Paris. - Exposition universelle de 1878. - Façade du Palais de Trocadéro.
1878 (dated) 13 x 41 in (33.02 x 104.14 cm)
This is an 1876 Clerget view of the Palais de Trocadéro from the 1878 Exposition Universelle (World's Fair) in Paris. This view shows the façade of the Palais du Trocadéro as it would have been seen from the Champ de Mars. The Palais de Trocadéro was built specifically for the 1878 Exposition Universelle as the venue for greeting important foreign dignitaries visiting the fair, and as a concert hall and exhibition gallery. The concert hall contained the largest organ ever assembled in France at that time. The Palais de Trocadéro was not meant to survive past the 1878 Exposition Universelle, just as the Eiffel Tower was not meant to remain after the 1889 Exposition Universelle. The newly-completed head of the Statue of Liberty was displayed in the gardens of the Palais de Trocadéro.
The Palais de Trocadéro was destroyed in 1937 and replaced with the Palais de Chaillot for the 1937 Exposition Internationale, which stands to this day. Upon its demolition, the four statues of the continents, Europe, Asia, Oceania, and America, which decorated the façade of the Palais de Trocadéro, have been installed in front of the Musée d'Orsay in Paris. Three monumental statues of animals, a rhinoceros, an elephant, and a horse, which had been in the gardens of the Palais de Trocadéro, have also been installed in front of the Musée d'Orsay. A fourth, a statue of a bull, can now be seen in Nîmes, France.
The 1878 Exposition Universelle took place on the Champ de Mars and the Chaillot hill, which were connected by the Pont d'Iéna (the Iéna Bridge). Today, the Eiffel Tower and the Palais de Chaillot sit on either side of the Pont d'Iéna. The Exposition was meant to celebrate France's 'resurgence' following their quick and ignominious defeat in the Franco-Prussian War. It featured the Avenue des Nations (Avenue of Nations), which was devoted to examples of domestic architecture from nations across the world, the 'Gallery of Machines' on the Champ de Mars.

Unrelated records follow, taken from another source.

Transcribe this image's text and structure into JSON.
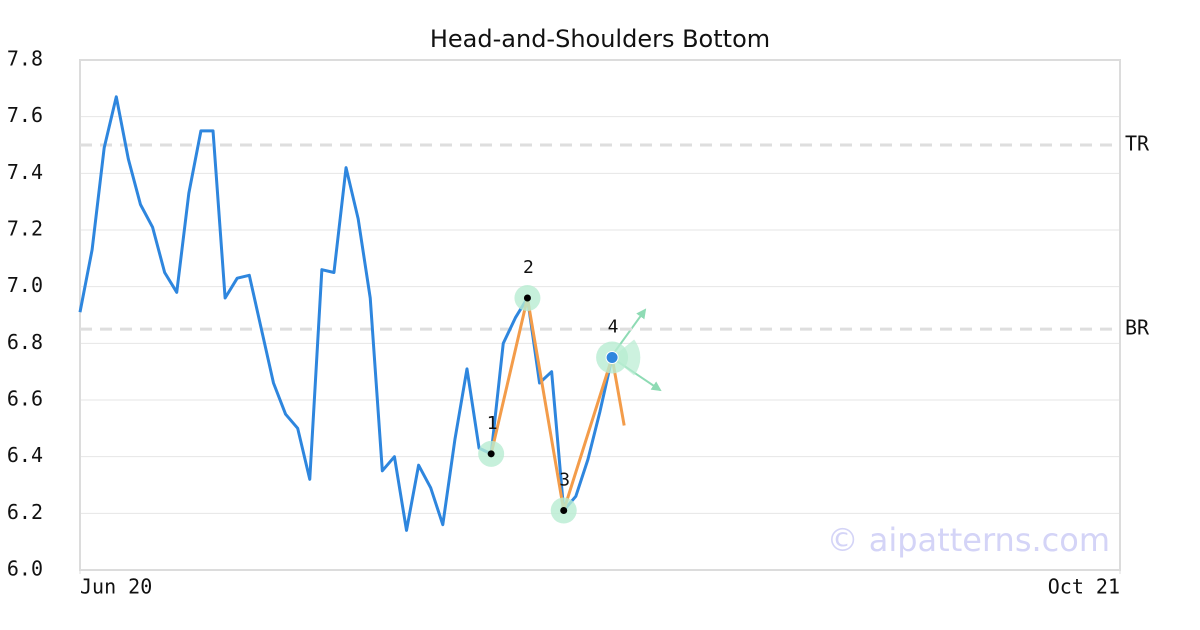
{
  "chart_data": {
    "type": "line",
    "title": "Head-and-Shoulders Bottom",
    "xlim": [
      0,
      86
    ],
    "xticks": [
      {
        "value": 0,
        "label": "Jun 20"
      },
      {
        "value": 86,
        "label": "Oct 21"
      }
    ],
    "ylim": [
      6,
      7.8
    ],
    "yticks": [
      {
        "value": 6,
        "label": "6.0"
      },
      6.2,
      6.4,
      6.6,
      6.8,
      {
        "value": 7,
        "label": "7.0"
      },
      7.2,
      7.4,
      7.6,
      7.8
    ],
    "grid": true,
    "series": [
      {
        "color": "#2e86de",
        "x": [
          0,
          1,
          2,
          3,
          4,
          5,
          6,
          7,
          8,
          9,
          10,
          11,
          12,
          13,
          14,
          15,
          16,
          17,
          18,
          19,
          20,
          21,
          22,
          23,
          24,
          25,
          26,
          27,
          28,
          29,
          30,
          31,
          32,
          33,
          34,
          35,
          36,
          37,
          38,
          39,
          40,
          41,
          42,
          43,
          44
        ],
        "values": [
          6.91,
          7.13,
          7.49,
          7.67,
          7.45,
          7.29,
          7.21,
          7.05,
          6.98,
          7.33,
          7.55,
          7.55,
          6.96,
          7.03,
          7.04,
          6.85,
          6.66,
          6.55,
          6.5,
          6.32,
          7.06,
          7.05,
          7.42,
          7.24,
          6.96,
          6.35,
          6.4,
          6.14,
          6.37,
          6.29,
          6.16,
          6.46,
          6.71,
          6.43,
          6.41,
          6.8,
          6.89,
          6.96,
          6.66,
          6.7,
          6.21,
          6.26,
          6.39,
          6.56,
          6.75
        ]
      },
      {
        "color": "#f39c4a",
        "x": [
          34,
          37,
          40,
          44,
          45
        ],
        "values": [
          6.41,
          6.96,
          6.21,
          6.75,
          6.51
        ]
      }
    ],
    "pivot_labels": [
      "1",
      "2",
      "3",
      "4"
    ],
    "hlines": [
      {
        "label": "TR",
        "value": 7.5
      },
      {
        "label": "BR",
        "value": 6.85
      }
    ],
    "watermark": "© aipatterns.com"
  }
}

This view was published in the November 4, 1876 issue of Le Monde Illustré.Le Monde Illustré was a weekly news magazine published in France from 1857-1940 and again from 1945-1956. This view was drawn by Hubert Clerget and engraved by Roch Regnier and Co.
Le Monde illustré (Paris), November 4, 1978.
Very good. Wear along original fold lines. Light foxing. Blank on verso.